Oficina mecânica é condenada em R$ 18,9 mil após devolver Triton sem consertar defeito

A empresa Laboratório Diesel Comércio de Serviços LTDA foi condenada ao pagamento de R$ 18,9 mil em danos morais e materiais após prestar serviço defeituoso em uma caminhonete Mitsubishi L200 Triton. A defesa foi patrocinada pelo advogado Pitágoras Pinto de Arruda e a decisão é da Terceira Turma Recursal do Tribunal de Justiça de Mato Grosso (TJMT), com relatoria do juiz Hildebrando da Costa Marques.
Os danos materiais somam R$ 12,9 mil, sendo aproximadamente R$ 10,5 mil referentes ao valor pago pelo serviço que não solucionou o problema do veículo e R$ 2,4 mil relativos ao aluguel de um automóvel utilizado pela proprietária enquanto a caminhonete permaneceu em manutenção. O montante deverá ser atualizado pelo Índice Nacional de Preços ao Consumidor Amplo (IPCA), desde cada desembolso.
Já os danos morais foram fixados em R$ 6 mil, valor que será atualizado com base na taxa Selic.
De acordo com os autos, a proprietária havia contratado inicialmente outra oficina mecânica para realizar manutenção completa no motor do veículo. Após a devolução da caminhonete, porém, começaram a surgir novos problemas, como ruídos e perda de força constante no motor. A própria empresa responsável pelo primeiro serviço apontou que o defeito estaria nos bicos injetores e indicou que o reparo fosse feito por uma oficina especializada.
A consumidora então contratou o serviço junto à empresa Laboratório Diesel, pagando cerca de R$ 11 mil pelo reparo. No entanto, mesmo após o período de manutenção, o veículo foi devolvido sem que o problema tivesse sido resolvido.
“A cliente pagou por um serviço especializado acreditando que o defeito seria solucionado, mas o veículo retornou com o mesmo problema. Além disso, ela ficou meses sem o carro e precisou arcar com aluguel de outro veículo e, posteriormente, com um novo conserto em outra oficina”, afirma o advogado Pitágoras Pinto de Arruda.

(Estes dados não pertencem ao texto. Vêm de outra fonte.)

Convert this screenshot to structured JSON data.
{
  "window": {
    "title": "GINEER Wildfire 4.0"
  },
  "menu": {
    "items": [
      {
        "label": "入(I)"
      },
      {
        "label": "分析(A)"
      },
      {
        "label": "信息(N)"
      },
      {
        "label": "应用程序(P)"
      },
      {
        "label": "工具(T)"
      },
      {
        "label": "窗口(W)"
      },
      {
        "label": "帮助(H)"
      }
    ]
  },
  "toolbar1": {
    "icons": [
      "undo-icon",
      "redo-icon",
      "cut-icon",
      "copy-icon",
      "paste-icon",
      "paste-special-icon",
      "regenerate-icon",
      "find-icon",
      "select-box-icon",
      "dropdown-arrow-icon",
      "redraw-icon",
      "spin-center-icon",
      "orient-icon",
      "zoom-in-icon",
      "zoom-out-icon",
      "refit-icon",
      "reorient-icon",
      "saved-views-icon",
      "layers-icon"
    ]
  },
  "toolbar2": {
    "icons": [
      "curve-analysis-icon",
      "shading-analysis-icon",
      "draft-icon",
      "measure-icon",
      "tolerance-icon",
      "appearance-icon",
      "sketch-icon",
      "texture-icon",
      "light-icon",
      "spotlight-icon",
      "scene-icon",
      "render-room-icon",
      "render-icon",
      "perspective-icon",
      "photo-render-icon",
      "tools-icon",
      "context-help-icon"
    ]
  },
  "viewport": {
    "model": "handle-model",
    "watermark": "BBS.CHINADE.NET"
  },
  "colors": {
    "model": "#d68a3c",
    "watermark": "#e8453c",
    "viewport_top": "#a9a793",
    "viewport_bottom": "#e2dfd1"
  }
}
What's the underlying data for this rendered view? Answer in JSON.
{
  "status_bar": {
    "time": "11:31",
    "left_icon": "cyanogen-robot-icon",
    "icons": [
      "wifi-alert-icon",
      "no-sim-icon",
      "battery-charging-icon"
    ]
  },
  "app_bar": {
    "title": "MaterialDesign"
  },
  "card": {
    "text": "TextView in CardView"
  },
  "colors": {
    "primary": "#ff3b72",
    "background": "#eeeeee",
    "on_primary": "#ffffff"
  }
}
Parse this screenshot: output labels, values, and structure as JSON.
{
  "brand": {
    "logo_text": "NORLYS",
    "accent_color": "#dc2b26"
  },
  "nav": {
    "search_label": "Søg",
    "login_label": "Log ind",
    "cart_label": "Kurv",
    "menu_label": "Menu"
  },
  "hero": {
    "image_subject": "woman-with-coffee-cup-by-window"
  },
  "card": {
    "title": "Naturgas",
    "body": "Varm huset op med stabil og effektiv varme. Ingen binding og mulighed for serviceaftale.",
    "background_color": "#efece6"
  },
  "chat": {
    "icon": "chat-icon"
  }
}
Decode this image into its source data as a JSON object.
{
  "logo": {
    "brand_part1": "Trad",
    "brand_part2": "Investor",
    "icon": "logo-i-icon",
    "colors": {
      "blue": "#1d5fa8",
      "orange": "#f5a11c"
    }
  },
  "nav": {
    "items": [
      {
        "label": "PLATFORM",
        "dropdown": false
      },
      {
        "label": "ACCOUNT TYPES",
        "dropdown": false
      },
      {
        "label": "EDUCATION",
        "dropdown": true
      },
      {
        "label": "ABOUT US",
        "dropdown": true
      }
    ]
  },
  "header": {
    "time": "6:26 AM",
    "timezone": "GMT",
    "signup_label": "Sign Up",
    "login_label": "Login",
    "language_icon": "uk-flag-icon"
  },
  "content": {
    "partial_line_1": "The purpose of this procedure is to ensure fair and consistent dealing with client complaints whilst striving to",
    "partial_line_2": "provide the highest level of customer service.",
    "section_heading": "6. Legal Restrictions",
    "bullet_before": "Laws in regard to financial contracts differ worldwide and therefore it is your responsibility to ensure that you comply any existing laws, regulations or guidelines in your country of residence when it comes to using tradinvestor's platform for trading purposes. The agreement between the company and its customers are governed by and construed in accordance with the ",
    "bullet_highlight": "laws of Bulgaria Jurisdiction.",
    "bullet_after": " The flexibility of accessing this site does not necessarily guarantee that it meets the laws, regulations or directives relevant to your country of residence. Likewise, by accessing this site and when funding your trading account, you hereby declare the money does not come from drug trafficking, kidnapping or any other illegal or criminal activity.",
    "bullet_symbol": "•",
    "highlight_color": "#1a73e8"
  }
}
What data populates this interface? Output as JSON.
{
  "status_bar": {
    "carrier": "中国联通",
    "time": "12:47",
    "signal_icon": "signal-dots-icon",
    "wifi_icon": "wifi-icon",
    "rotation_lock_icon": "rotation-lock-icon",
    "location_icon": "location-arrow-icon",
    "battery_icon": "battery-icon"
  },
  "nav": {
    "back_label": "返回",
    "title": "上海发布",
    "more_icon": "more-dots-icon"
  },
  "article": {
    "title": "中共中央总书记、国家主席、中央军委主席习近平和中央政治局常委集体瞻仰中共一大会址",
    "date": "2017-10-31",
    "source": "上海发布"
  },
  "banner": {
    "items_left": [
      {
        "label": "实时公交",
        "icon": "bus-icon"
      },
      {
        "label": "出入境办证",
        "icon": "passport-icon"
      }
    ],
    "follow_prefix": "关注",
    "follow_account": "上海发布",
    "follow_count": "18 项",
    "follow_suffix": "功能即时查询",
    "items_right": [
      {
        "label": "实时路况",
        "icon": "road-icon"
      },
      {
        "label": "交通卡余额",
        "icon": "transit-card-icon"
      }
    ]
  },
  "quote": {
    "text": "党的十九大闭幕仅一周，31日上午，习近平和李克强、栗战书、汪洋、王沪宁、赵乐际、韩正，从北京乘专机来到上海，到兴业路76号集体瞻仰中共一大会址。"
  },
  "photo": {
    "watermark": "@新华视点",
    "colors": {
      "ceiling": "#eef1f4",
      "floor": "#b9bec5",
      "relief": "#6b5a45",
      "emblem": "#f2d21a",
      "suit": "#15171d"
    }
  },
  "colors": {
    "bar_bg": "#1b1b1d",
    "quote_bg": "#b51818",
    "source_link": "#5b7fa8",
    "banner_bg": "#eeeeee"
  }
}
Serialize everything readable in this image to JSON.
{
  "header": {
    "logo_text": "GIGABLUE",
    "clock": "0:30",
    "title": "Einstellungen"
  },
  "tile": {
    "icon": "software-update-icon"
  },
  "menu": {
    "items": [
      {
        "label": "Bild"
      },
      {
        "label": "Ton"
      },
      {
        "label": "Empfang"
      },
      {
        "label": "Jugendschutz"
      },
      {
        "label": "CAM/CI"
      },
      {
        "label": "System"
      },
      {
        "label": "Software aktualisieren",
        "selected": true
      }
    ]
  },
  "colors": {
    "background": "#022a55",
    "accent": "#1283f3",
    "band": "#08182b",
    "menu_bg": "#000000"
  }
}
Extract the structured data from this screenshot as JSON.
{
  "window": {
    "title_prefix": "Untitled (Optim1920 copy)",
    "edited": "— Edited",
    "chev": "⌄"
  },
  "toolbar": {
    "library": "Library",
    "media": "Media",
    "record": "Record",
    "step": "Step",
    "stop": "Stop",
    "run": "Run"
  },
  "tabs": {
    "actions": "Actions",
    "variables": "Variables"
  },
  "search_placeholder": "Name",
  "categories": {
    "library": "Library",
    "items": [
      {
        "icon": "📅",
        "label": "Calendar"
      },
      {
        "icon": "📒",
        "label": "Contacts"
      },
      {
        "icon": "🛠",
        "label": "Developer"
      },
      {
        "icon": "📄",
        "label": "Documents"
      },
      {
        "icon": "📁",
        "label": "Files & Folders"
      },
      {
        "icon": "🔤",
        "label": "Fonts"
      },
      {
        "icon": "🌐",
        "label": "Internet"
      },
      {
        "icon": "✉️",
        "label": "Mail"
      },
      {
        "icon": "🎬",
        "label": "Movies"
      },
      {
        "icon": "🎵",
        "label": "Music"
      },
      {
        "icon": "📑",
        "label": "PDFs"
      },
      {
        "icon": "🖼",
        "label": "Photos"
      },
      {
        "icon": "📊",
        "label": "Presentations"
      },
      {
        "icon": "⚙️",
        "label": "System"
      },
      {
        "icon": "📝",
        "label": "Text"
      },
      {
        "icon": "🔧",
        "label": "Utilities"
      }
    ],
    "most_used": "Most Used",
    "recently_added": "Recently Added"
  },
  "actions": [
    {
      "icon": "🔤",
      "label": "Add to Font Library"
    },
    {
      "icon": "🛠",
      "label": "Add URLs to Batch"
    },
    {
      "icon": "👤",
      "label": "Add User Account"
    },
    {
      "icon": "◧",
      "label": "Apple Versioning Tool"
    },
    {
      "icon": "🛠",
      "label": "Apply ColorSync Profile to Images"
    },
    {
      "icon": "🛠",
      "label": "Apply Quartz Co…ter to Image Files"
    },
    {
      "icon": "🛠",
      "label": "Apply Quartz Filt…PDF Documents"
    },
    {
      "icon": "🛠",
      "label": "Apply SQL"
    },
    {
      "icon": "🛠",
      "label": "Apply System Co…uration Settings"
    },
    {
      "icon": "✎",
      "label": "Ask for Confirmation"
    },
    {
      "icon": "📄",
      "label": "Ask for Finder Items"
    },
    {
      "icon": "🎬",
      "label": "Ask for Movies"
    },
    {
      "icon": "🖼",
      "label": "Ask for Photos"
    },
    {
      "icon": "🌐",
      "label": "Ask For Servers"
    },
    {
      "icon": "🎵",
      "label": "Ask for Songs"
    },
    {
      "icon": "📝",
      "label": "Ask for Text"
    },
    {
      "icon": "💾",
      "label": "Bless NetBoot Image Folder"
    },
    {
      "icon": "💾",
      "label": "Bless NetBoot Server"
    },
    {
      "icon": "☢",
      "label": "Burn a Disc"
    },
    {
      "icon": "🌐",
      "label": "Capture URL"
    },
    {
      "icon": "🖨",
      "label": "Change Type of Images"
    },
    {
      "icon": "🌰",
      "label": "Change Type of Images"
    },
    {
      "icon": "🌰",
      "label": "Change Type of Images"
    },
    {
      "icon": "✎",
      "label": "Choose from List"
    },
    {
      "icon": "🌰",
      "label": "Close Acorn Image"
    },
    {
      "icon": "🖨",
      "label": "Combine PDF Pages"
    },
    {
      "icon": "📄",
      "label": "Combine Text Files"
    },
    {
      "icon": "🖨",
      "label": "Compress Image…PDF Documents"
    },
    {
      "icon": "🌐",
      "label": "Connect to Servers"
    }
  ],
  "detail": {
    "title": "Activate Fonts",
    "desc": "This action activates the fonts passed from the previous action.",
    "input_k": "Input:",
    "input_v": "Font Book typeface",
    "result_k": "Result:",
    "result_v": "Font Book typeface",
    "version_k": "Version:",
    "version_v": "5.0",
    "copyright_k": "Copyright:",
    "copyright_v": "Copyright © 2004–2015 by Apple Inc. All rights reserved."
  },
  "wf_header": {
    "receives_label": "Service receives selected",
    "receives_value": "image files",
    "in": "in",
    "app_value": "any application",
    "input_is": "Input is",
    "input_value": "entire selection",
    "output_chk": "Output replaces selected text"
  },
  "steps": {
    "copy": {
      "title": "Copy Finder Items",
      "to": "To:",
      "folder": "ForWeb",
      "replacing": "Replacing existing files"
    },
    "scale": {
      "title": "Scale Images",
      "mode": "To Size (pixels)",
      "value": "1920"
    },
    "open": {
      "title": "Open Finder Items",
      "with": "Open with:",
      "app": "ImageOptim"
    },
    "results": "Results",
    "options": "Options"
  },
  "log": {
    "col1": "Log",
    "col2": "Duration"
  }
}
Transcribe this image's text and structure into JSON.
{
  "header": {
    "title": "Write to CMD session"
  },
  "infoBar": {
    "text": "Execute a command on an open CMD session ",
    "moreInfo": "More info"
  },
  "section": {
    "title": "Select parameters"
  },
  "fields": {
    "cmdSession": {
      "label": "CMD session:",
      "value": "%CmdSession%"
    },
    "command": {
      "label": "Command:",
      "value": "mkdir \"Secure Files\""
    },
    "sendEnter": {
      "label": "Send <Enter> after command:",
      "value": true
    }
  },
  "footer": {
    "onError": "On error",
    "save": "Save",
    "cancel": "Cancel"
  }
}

Diante da persistência das falhas mecânicas, a proprietária acabou contratando uma terceira empresa para realizar o reparo definitivo da caminhonete, o que gerou novos gastos.
Embora o processo tenha sido movido contra duas empresas, a Justiça concluiu que não havia responsabilidade da primeira oficina, que apenas identificou a origem do defeito e encaminhou o veículo para a empresa especializada.
A decisão também considerou a revelia do Laboratório Diesel, que foi citado no processo, mas não apresentou defesa nem compareceu à audiência, o que levou à presunção de veracidade dos fatos apresentados pela consumidora.